The squat two-story commercial building that once filled the corner of Flatbush Avenue and Fulton Street has been completely demolished. Back in April, the Post reported that Slate Property Group and and Meadow Partners closed on the purchase of the site at 1 Flatbush Avenue for a record-breaking $59 million, and it looks like work is moving right along.
Eventually, a 16-story, 126-unit tower will rise on the high-profile corner. If the latest permits are accurate, the project has shrunk from when new building applications were first filed in October. Those plans called for 19 stories and 157 units. Now the structure will total 119,340 square feet, with a 19,200-square-foot retail space. Those 126 apartments will now be spread across 100,141 square feet of residential space, yielding a typical rental-sized unit of 794 square feet.

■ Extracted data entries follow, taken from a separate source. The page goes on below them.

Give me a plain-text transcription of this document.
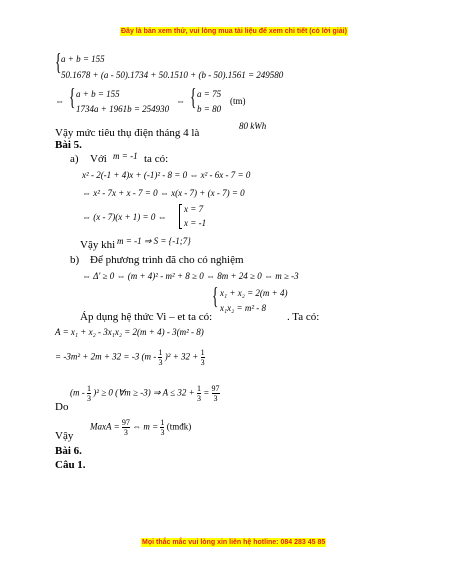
Đây là bản xem thử, vui lòng mua tài liệu để xem chi tiết (có lời giải)
{ a + b = 155
50.1678 + (a - 50).1734 + 50.1510 + (b - 50).1561 = 249580
⇔ { a + b = 155
1734a + 1961b = 254930
⇔ { a = 75
b = 80
(tm)
Vậy mức tiêu thụ điện tháng 4 là
80 kWh
Bài 5.
a) Với m = -1 ta có:
x² - 2(-1 + 4)x + (-1)² - 8 = 0 ⇔ x² - 6x - 7 = 0
⇔ x² - 7x + x - 7 = 0 ⇔ x(x - 7) + (x - 7) = 0
⇔ (x - 7)(x + 1) = 0 ⇔
x = 7
x = -1
Vậy khi m = -1 ⇒ S = {-1;7}
b) Để phương trình đã cho có nghiệm
⇔ Δ' ≥ 0 ⇔ (m + 4)² - m² + 8 ≥ 0 ⇔ 8m + 24 ≥ 0 ⇔ m ≥ -3
{ x₁ + x₂ = 2(m + 4)
x₁x₂ = m² - 8
Áp dụng hệ thức Vi – et ta có:	. Ta có:
A = x₁ + x₂ - 3x₁x₂ = 2(m + 4) - 3(m² - 8)
= -3m² + 2m + 32 = -3 $(m - \frac{1}{3} )^2 + 32 + \frac{1}{3}$
$(m - \frac{1}{3} )^2 \ge 0$ (∀m ≥ -3) ⇒ $A \le 32 + \frac{1}{3} = \frac{97}{3}$
Do
MaxA = $\frac{97}{3}$ ⇔ $m = \frac{1}{3}$ (tmđk)
Vậy
Bài 6.
Câu 1.
Mọi thắc mắc vui lòng xin liên hệ hotline: 084 283 45 85
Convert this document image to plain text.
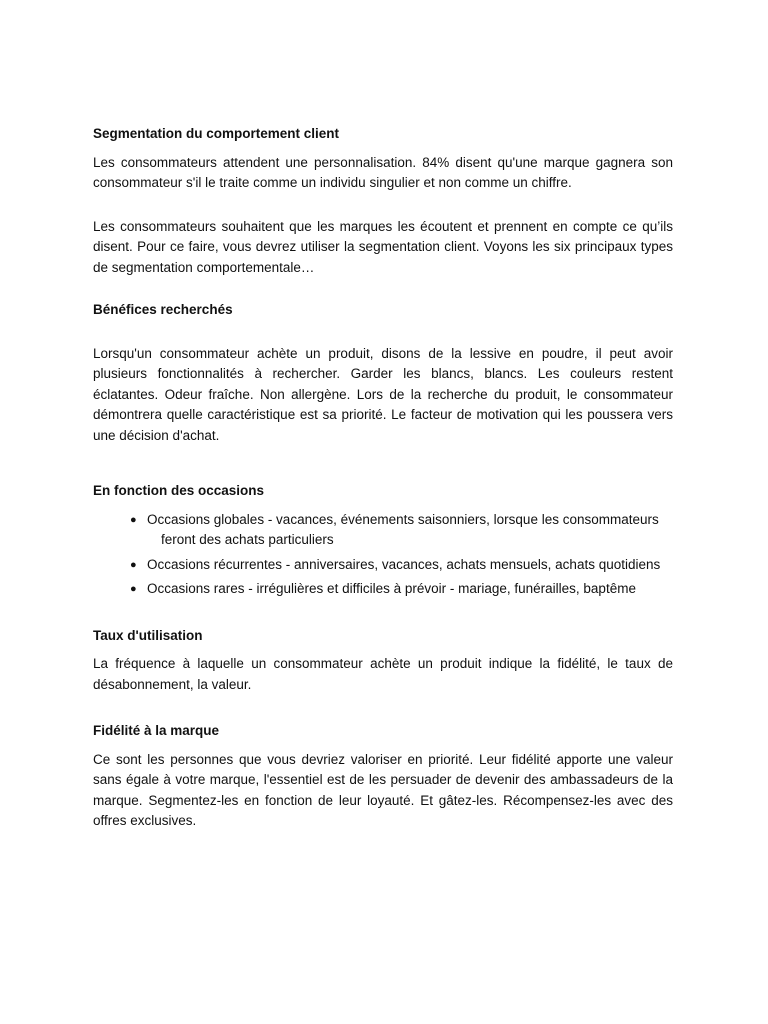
Segmentation du comportement client

Les consommateurs attendent une personnalisation. 84% disent qu'une marque gagnera son consommateur s'il le traite comme un individu singulier et non comme un chiffre.

Les consommateurs souhaitent que les marques les écoutent et prennent en compte ce qu’ils disent. Pour ce faire, vous devrez utiliser la segmentation client. Voyons les six principaux types de segmentation comportementale…

Bénéfices recherchés

Lorsqu'un consommateur achète un produit, disons de la lessive en poudre, il peut avoir plusieurs fonctionnalités à rechercher. Garder les blancs, blancs. Les couleurs restent éclatantes. Odeur fraîche. Non allergène. Lors de la recherche du produit, le consommateur démontrera quelle caractéristique est sa priorité. Le facteur de motivation qui les poussera vers une décision d'achat.

En fonction des occasions

● Occasions globales - vacances, événements saisonniers, lorsque les consommateurs
feront des achats particuliers
● Occasions récurrentes - anniversaires, vacances, achats mensuels, achats quotidiens
● Occasions rares - irrégulières et difficiles à prévoir - mariage, funérailles, baptême

Taux d'utilisation

La fréquence à laquelle un consommateur achète un produit indique la fidélité, le taux de désabonnement, la valeur.

Fidélité à la marque

Ce sont les personnes que vous devriez valoriser en priorité. Leur fidélité apporte une valeur sans égale à votre marque, l'essentiel est de les persuader de devenir des ambassadeurs de la marque. Segmentez-les en fonction de leur loyauté. Et gâtez-les. Récompensez-les avec des offres exclusives.
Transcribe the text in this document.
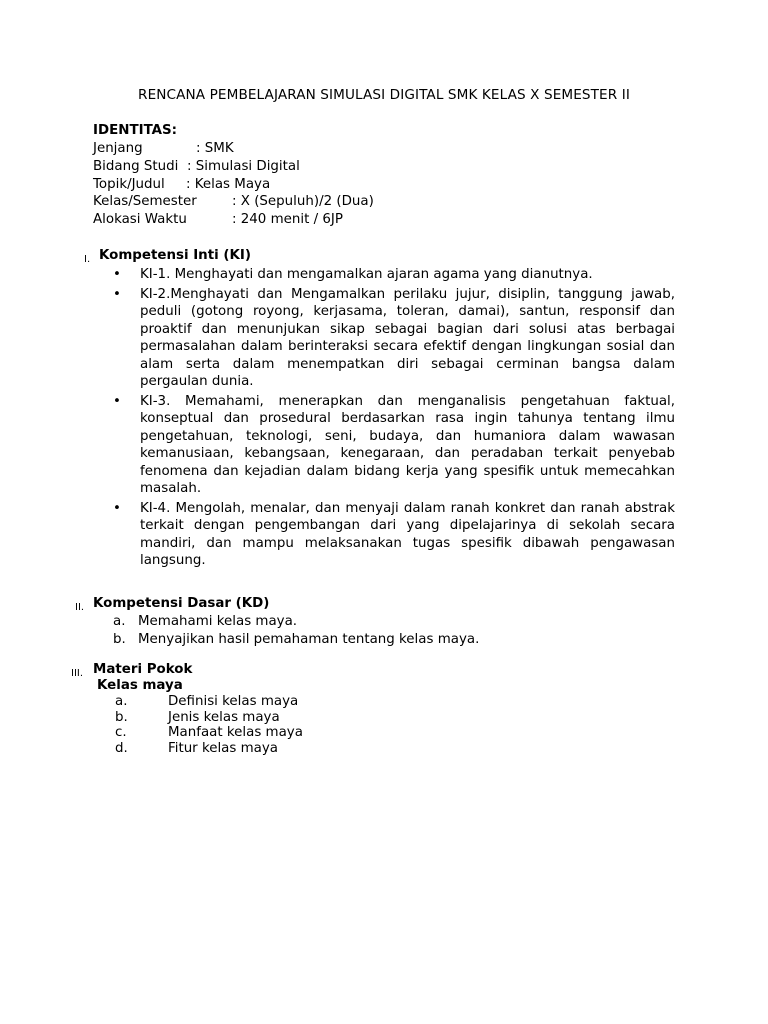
RENCANA PEMBELAJARAN SIMULASI DIGITAL SMK KELAS X SEMESTER II
IDENTITAS:
Jenjang	: SMK
Bidang Studi : Simulasi Digital
Topik/Judul : Kelas Maya
Kelas/Semester	: X (Sepuluh)/2 (Dua)
Alokasi Waktu	: 240 menit / 6JP
I. Kompetensi Inti (KI)
• KI-1. Menghayati dan mengamalkan ajaran agama yang dianutnya.
• KI-2.Menghayati dan Mengamalkan perilaku jujur, disiplin, tanggung jawab, peduli (gotong royong, kerjasama, toleran, damai), santun, responsif dan proaktif dan menunjukan sikap sebagai bagian dari solusi atas berbagai permasalahan dalam berinteraksi secara efektif dengan lingkungan sosial dan alam serta dalam menempatkan diri sebagai cerminan bangsa dalam pergaulan dunia.
• KI-3. Memahami, menerapkan dan menganalisis pengetahuan faktual, konseptual dan prosedural berdasarkan rasa ingin tahunya tentang ilmu pengetahuan, teknologi, seni, budaya, dan humaniora dalam wawasan kemanusiaan, kebangsaan, kenegaraan, dan peradaban terkait penyebab fenomena dan kejadian dalam bidang kerja yang spesifik untuk memecahkan masalah.
• KI-4. Mengolah, menalar, dan menyaji dalam ranah konkret dan ranah abstrak terkait dengan pengembangan dari yang dipelajarinya di sekolah secara mandiri, dan mampu melaksanakan tugas spesifik dibawah pengawasan langsung.
II. Kompetensi Dasar (KD)
a. Memahami kelas maya.
b. Menyajikan hasil pemahaman tentang kelas maya.
III. Materi Pokok
Kelas maya
a.	Definisi kelas maya
b.	Jenis kelas maya
c.	Manfaat kelas maya
d.	Fitur kelas maya
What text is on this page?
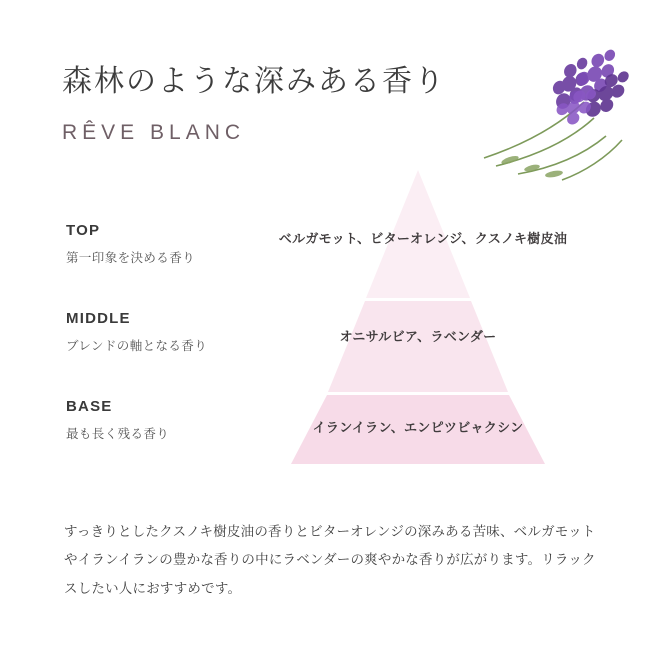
森林のような深みある香り
RÊVE BLANC
ベルガモット、ビターオレンジ、クスノキ樹皮油
オニサルビア、ラベンダー
イランイラン、エンピツビャクシン
TOP
第一印象を決める香り
MIDDLE
ブレンドの軸となる香り
BASE
最も長く残る香り
すっきりとしたクスノキ樹皮油の香りとビターオレンジの深みある苦味、ベルガモットやイランイランの豊かな香りの中にラベンダーの爽やかな香りが広がります。リラックスしたい人におすすめです。
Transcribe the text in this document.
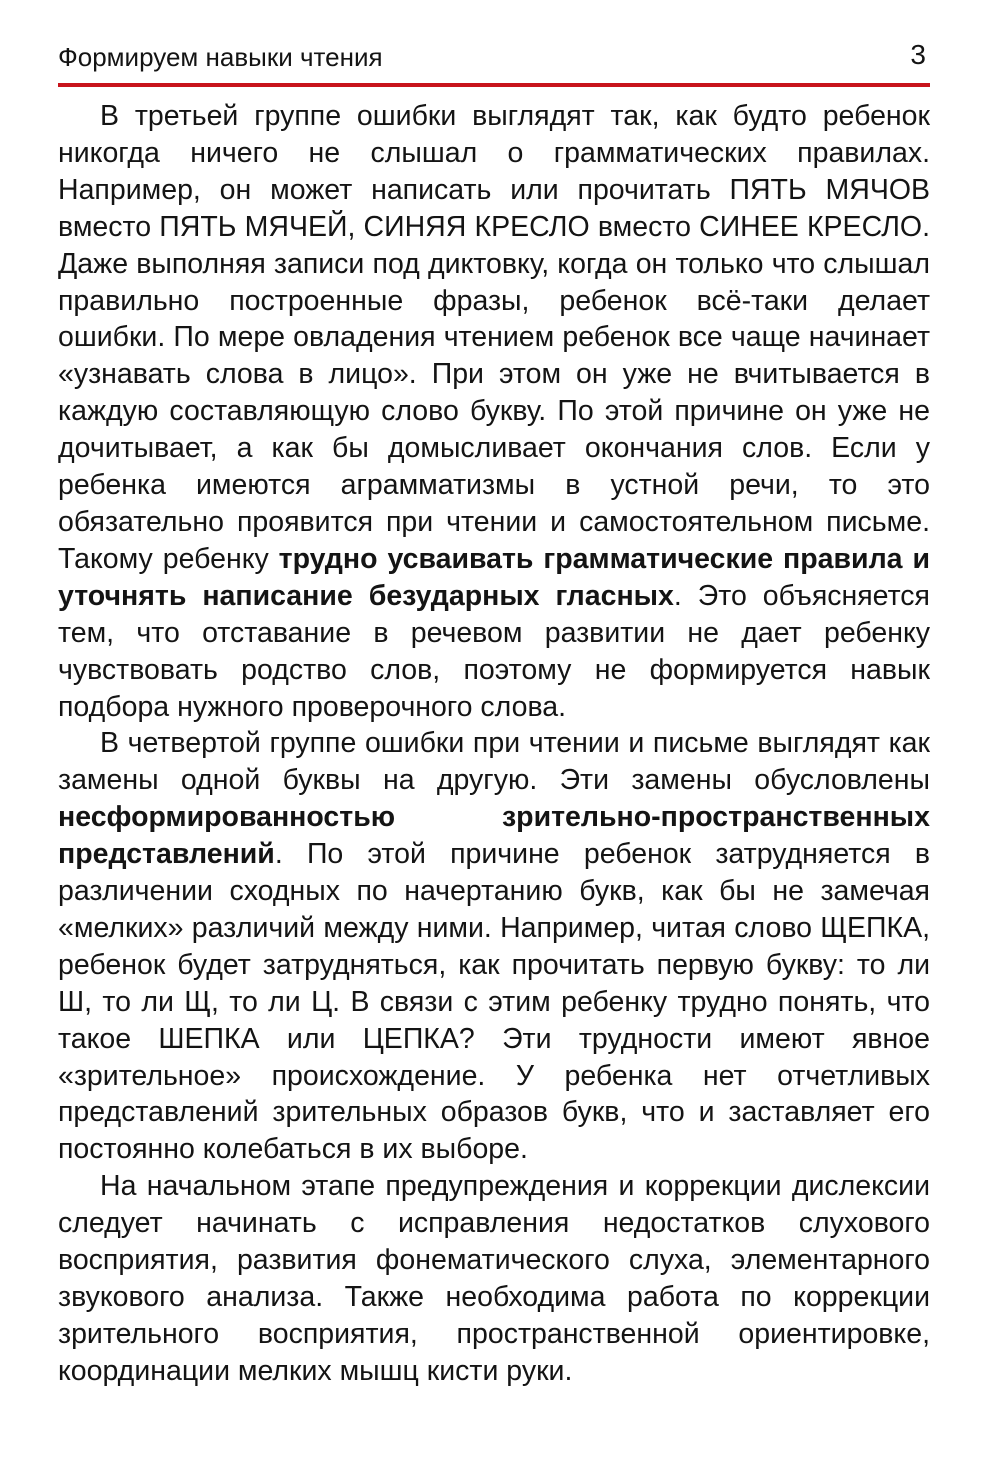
Формируем навыки чтения	3

В третьей группе ошибки выглядят так, как будто ребенок никогда ничего не слышал о грамматических правилах. Например, он может написать или прочитать ПЯТЬ МЯЧОВ вместо ПЯТЬ МЯЧЕЙ, СИНЯЯ КРЕСЛО вместо СИНЕЕ КРЕСЛО. Даже выполняя записи под диктовку, когда он только что слышал правильно построенные фразы, ребенок всё-таки делает ошибки. По мере овладения чтением ребенок все чаще начинает «узнавать слова в лицо». При этом он уже не вчитывается в каждую составляющую слово букву. По этой причине он уже не дочитывает, а как бы домысливает окончания слов. Если у ребенка имеются аграмматизмы в устной речи, то это обязательно проявится при чтении и самостоятельном письме. Такому ребенку трудно усваивать грамматические правила и уточнять написание безударных гласных. Это объясняется тем, что отставание в речевом развитии не дает ребенку чувствовать родство слов, поэтому не формируется навык подбора нужного проверочного слова.

В четвертой группе ошибки при чтении и письме выглядят как замены одной буквы на другую. Эти замены обусловлены несформированностью зрительно-пространственных представлений. По этой причине ребенок затрудняется в различении сходных по начертанию букв, как бы не замечая «мелких» различий между ними. Например, читая слово ЩЕПКА, ребенок будет затрудняться, как прочитать первую букву: то ли Ш, то ли Щ, то ли Ц. В связи с этим ребенку трудно понять, что такое ШЕПКА или ЦЕПКА? Эти трудности имеют явное «зрительное» происхождение. У ребенка нет отчетливых представлений зрительных образов букв, что и заставляет его постоянно колебаться в их выборе.

На начальном этапе предупреждения и коррекции дислексии следует начинать с исправления недостатков слухового восприятия, развития фонематического слуха, элементарного звукового анализа. Также необходима работа по коррекции зрительного восприятия, пространственной ориентировке, координации мелких мышц кисти руки.
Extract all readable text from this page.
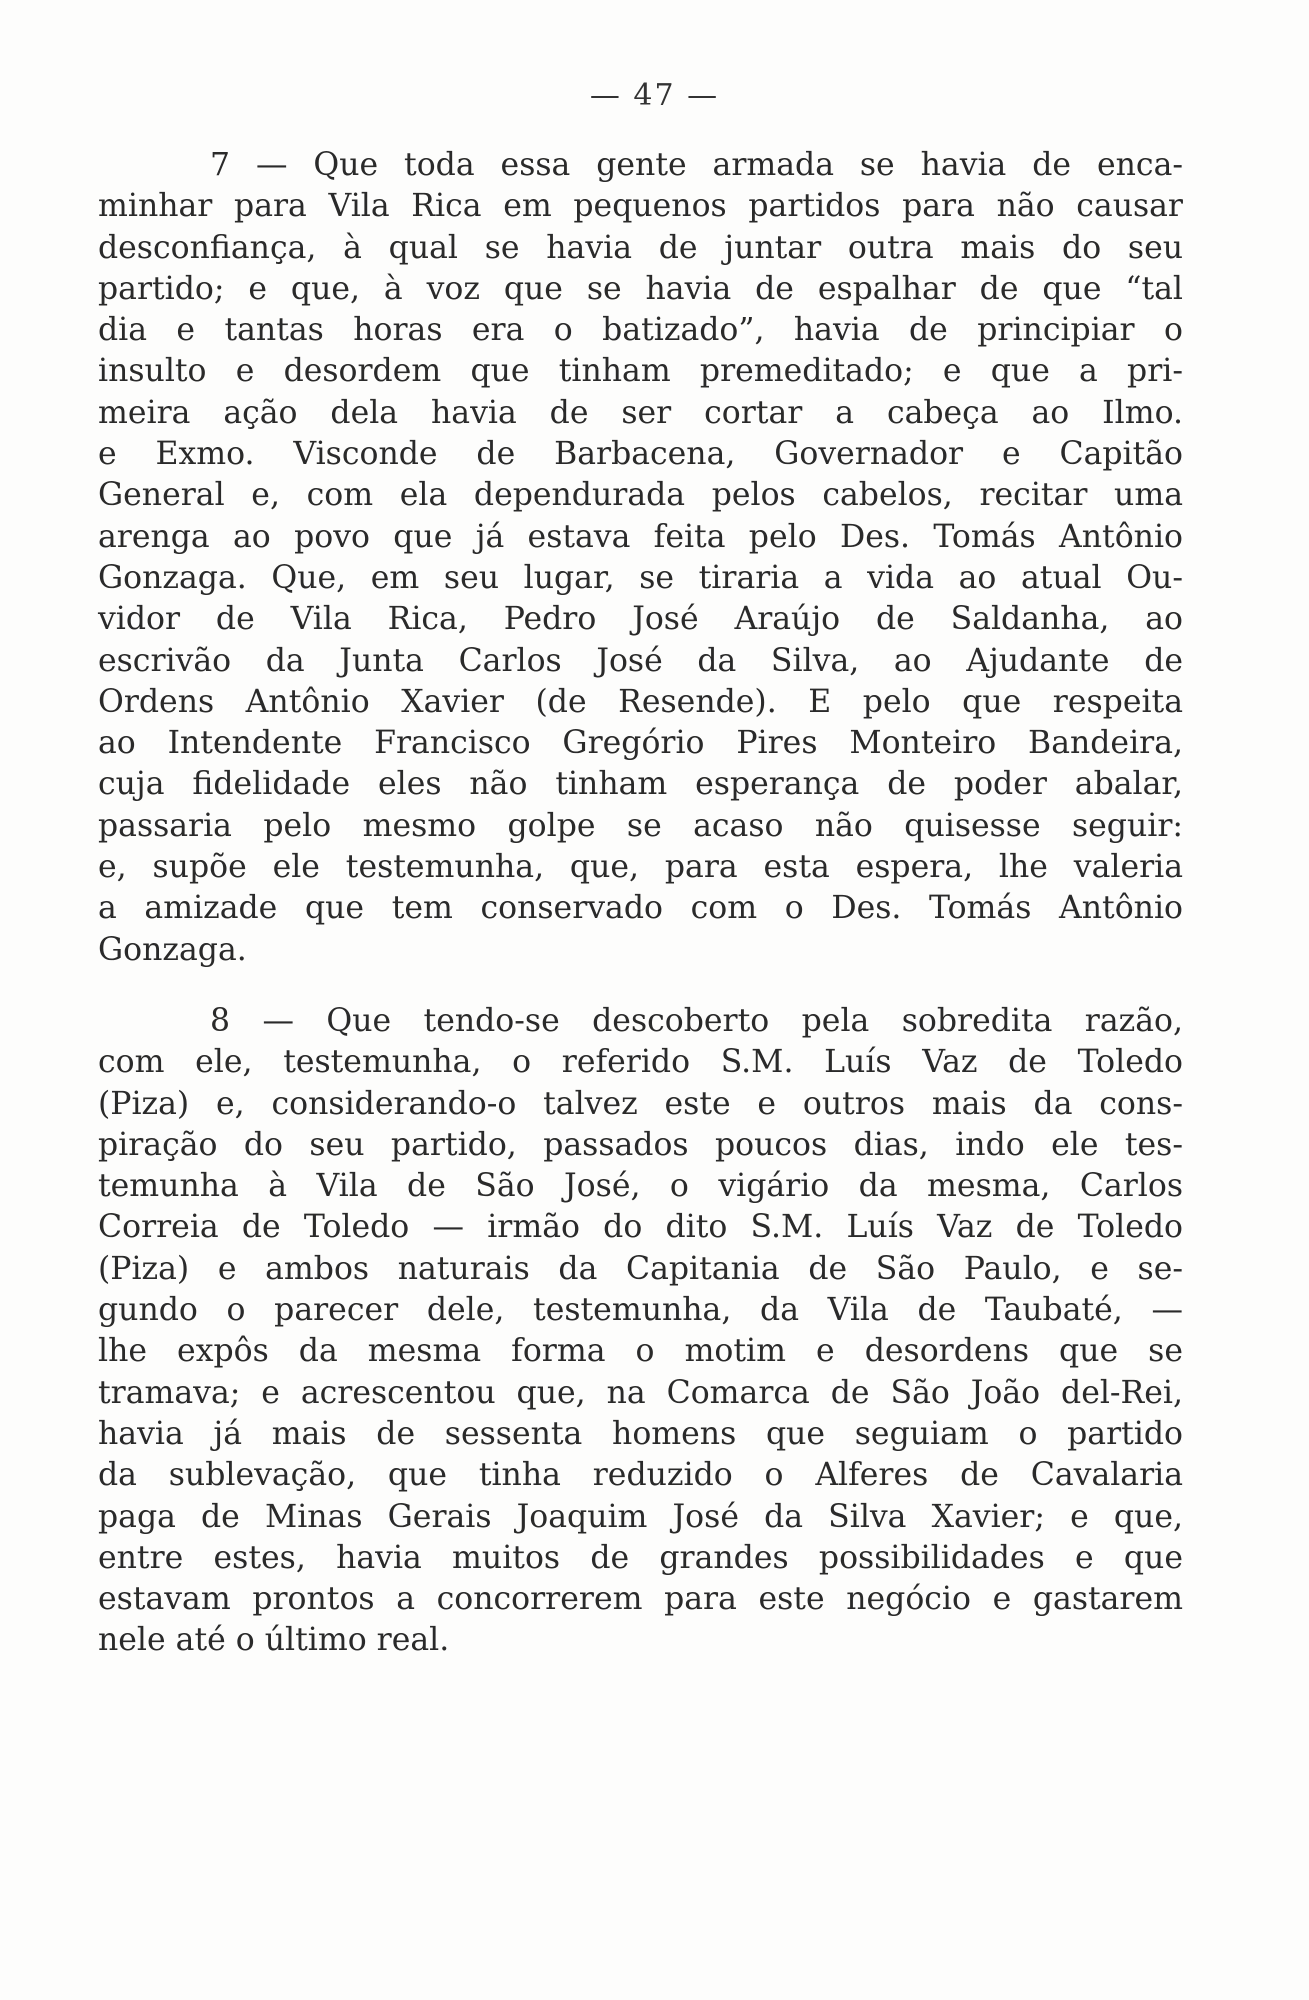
— 47 —

7 — Que toda essa gente armada se havia de enca-
minhar para Vila Rica em pequenos partidos para não causar
desconfiança, à qual se havia de juntar outra mais do seu
partido; e que, à voz que se havia de espalhar de que “tal
dia e tantas horas era o batizado”, havia de principiar o
insulto e desordem que tinham premeditado; e que a pri-
meira ação dela havia de ser cortar a cabeça ao Ilmo.
e Exmo. Visconde de Barbacena, Governador e Capitão
General e, com ela dependurada pelos cabelos, recitar uma
arenga ao povo que já estava feita pelo Des. Tomás Antônio
Gonzaga. Que, em seu lugar, se tiraria a vida ao atual Ou-
vidor de Vila Rica, Pedro José Araújo de Saldanha, ao
escrivão da Junta Carlos José da Silva, ao Ajudante de
Ordens Antônio Xavier (de Resende). E pelo que respeita
ao Intendente Francisco Gregório Pires Monteiro Bandeira,
cuja fidelidade eles não tinham esperança de poder abalar,
passaria pelo mesmo golpe se acaso não quisesse seguir:
e, supõe ele testemunha, que, para esta espera, lhe valeria
a amizade que tem conservado com o Des. Tomás Antônio
Gonzaga.

8 — Que tendo-se descoberto pela sobredita razão,
com ele, testemunha, o referido S.M. Luís Vaz de Toledo
(Piza) e, considerando-o talvez este e outros mais da cons-
piração do seu partido, passados poucos dias, indo ele tes-
temunha à Vila de São José, o vigário da mesma, Carlos
Correia de Toledo — irmão do dito S.M. Luís Vaz de Toledo
(Piza) e ambos naturais da Capitania de São Paulo, e se-
gundo o parecer dele, testemunha, da Vila de Taubaté, —
lhe expôs da mesma forma o motim e desordens que se
tramava; e acrescentou que, na Comarca de São João del-Rei,
havia já mais de sessenta homens que seguiam o partido
da sublevação, que tinha reduzido o Alferes de Cavalaria
paga de Minas Gerais Joaquim José da Silva Xavier; e que,
entre estes, havia muitos de grandes possibilidades e que
estavam prontos a concorrerem para este negócio e gastarem
nele até o último real.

However, the building’s height will remain the same at 210 feet. A retail base will occupy the first two floors, and amenities will follow on the third floor, topped by 13 stories of apartments. The developer still plans to set aside 20% of the units as affordable housing in exchange for a slight increase in floor area, which will produce about 25 below-market apartments.
Goldstein, Hill and West are the architects of record, and their black steel and red brick design surfaced earlier this year.
The tower will sit right next to 66 Rockwell Place, the 44-story tower that has reportedly struggled to fill its affordable units. It’s also just down Fulton Street from the City Point megaproject, which will eventually bring three towers, 690 apartments and 600,000 square feet of retail to the incredibly busy commercial strip.